The overall aim is for the project to help improve the care of people with aphasia or other cognitive impairments due to brain damage. A more specific aim is to investigate what cognitive processes interact when a person is writing, how those processes are affected by aphasia and how the ability to write and read can be improved.
• What cognitive processes interact when a person with aphasia is writing a text?
• What effect does training to use spell-checking software have on the writing ability of persons with aphasia?
• What were the experiences of the people with aphasia who participated in a book club?
• How is writing affected in people who undergo surgery for low-grade glioma?
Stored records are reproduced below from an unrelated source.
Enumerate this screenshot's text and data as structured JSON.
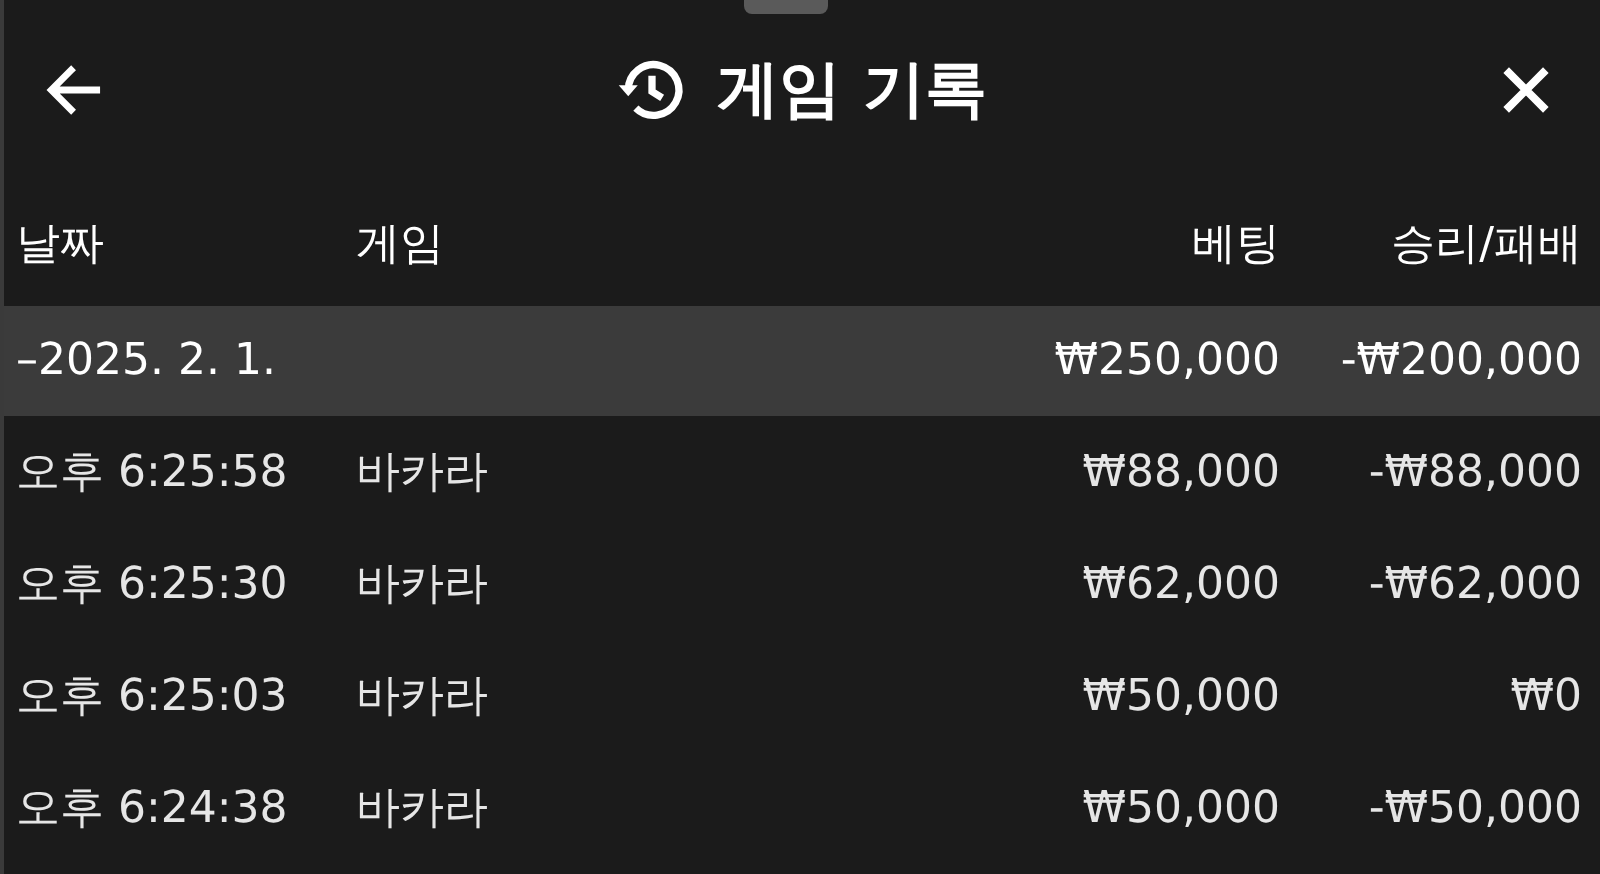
{
  "header": {
    "title": "게임 기록"
  },
  "columns": [
    "날짜",
    "게임",
    "베팅",
    "승리/패배"
  ],
  "groups": [
    {
      "date": "–2025. 2. 1.",
      "bet": "₩250,000",
      "result": "-₩200,000",
      "rows": [
        {
          "time": "오후 6:25:58",
          "game": "바카라",
          "bet": "₩88,000",
          "result": "-₩88,000"
        },
        {
          "time": "오후 6:25:30",
          "game": "바카라",
          "bet": "₩62,000",
          "result": "-₩62,000"
        },
        {
          "time": "오후 6:25:03",
          "game": "바카라",
          "bet": "₩50,000",
          "result": "₩0"
        },
        {
          "time": "오후 6:24:38",
          "game": "바카라",
          "bet": "₩50,000",
          "result": "-₩50,000"
        }
      ]
    }
  ]
}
The first part of the project is a group study where 16 people with aphasia were given the task of writing stories on a computer and performing a number of linguistic and cognitive tests on three different occasions at one-year intervals. Their stories were compared with corresponding stories written by a reference group of people without known neurological disease. The second part is an intervention study with a single-case experimental design (SCED) using multiple baselines. Seven participants with aphasia were given training in how to use spell-checking software over an eight-week period. Writing data were collected and analysed using keyboard logging, which records all keyboard and mouse actions performed by the writer, making it possible to analyse edits and pauses. The third part is a pilot project where four people with aphasia attended a book club for ten weeks. They were then interviewed individually about their experiences, and conversations at their group meetings were analysed. In the fourth and final part of the project, 20 patients with low-grade glioma were asked to write texts using keyboard-logging software before and after undergoing surgery for their tumours.
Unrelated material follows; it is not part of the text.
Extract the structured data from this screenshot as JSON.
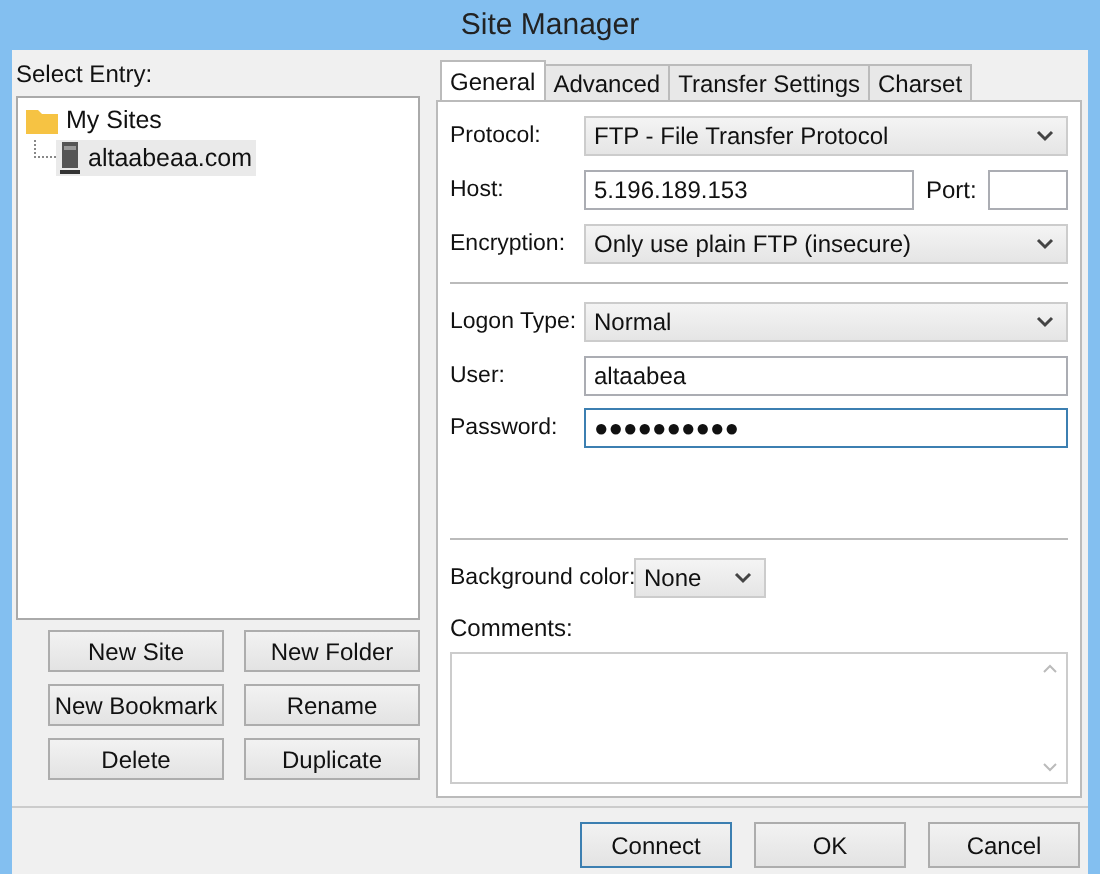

The results of the first part of the project showed that a spelling test does not say much about how a person writes a coherent text. Further, the people with aphasia made many edits in their texts, which greatly affected their productivity. They wrote stories with a less varied vocabulary than the reference group, often misspelling long and unusual words. The most common type of misspelling made by people with aphasia was the omission of letters. There are also misspellings that are specific to people with aphasia. The analysis of the edits made while the participants were writing their stories showed that what is decisive is not the amount of editing but the strategies used for editing. Long and unusual words are more difficult to edit, and there was found to be a relationship between knowledge of how the different letters sound and the ability to make correct changes. Further, results were partly dependent on story genre. The results from the intervention study (second part of the project) showed that the participants scored higher on a dictation test after receiving training (analysis of other results is ongoing). The findings from the book-club study (third part) showed that the participants saw reading together in groups and then discussing what they had read as a positive experience but considered that the structure of this activity had to be flexible and based on each individual’s needs. Conversational topics dealt with at meetings often took the book and its characters as their starting point but then led on to other interesting discussions. In the fourth part of the project, writing was found to be affected by surgery for low-grade glioma: after the operation, participants wrote more slowly and it took longer for them to find words as they were writing.
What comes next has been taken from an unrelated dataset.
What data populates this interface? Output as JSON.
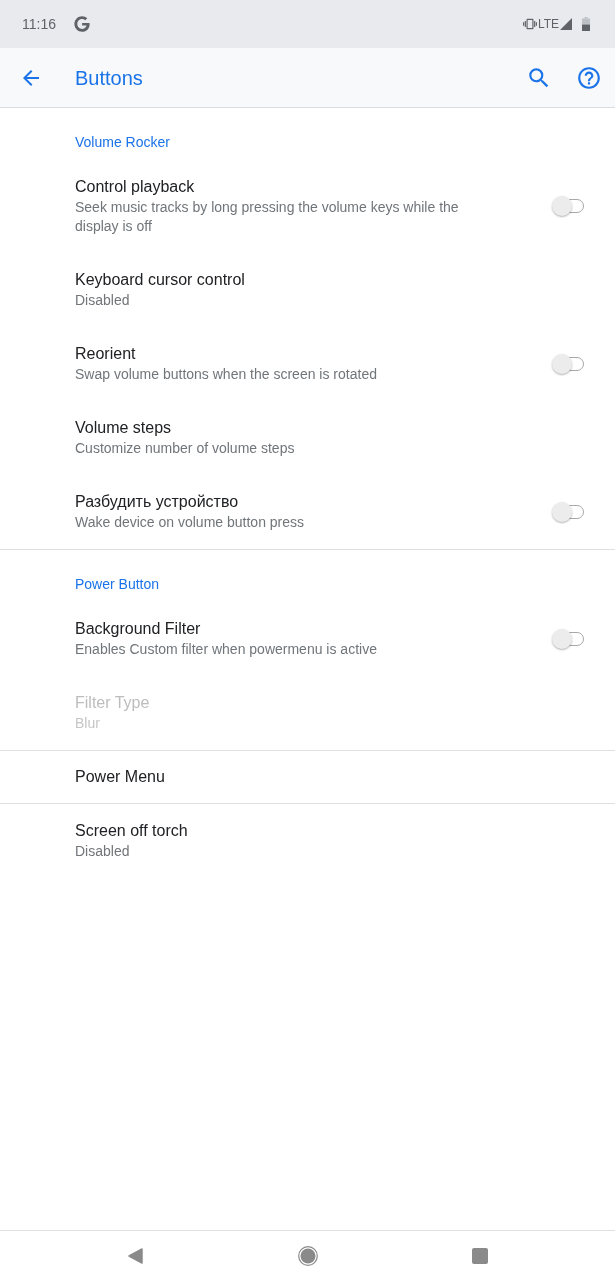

Traditionally, writing ability in aphasia has been examined using dictation tests with a focus on the spelling of single words. This provides some information about how a person with aphasia writes, but the present results clearly show how important it is to take a much broader perspective, examining text writing in different genres but above all also analysing the writing process and not just the final text. The work of writing a text includes putting ideas into words which are then to be committed to paper (or screen), but also planning the content, reading the text, changing its wording, adjusting sentence structure and correcting spelling errors. Writers typically do all of these things as an integral and necessary part of the writing process, but if too much energy has to be devoted to spelling and the editing of spelling – which was the case for the participants in the present project, especially those with aphasia after stroke – other aspects or (sub-)processes (including productivity) are negatively affected. It was found that writing was less affected in the people who underwent surgery for low-grade glioma than in those who had post-stroke aphasia. The changes observed post-surgery related mainly to temporal aspects such as writing speed and pausing. The experiences from the book club showed that the participants experienced the meetings as very rewarding and that the key aspect was the shared reading experience rather than individual reading ability.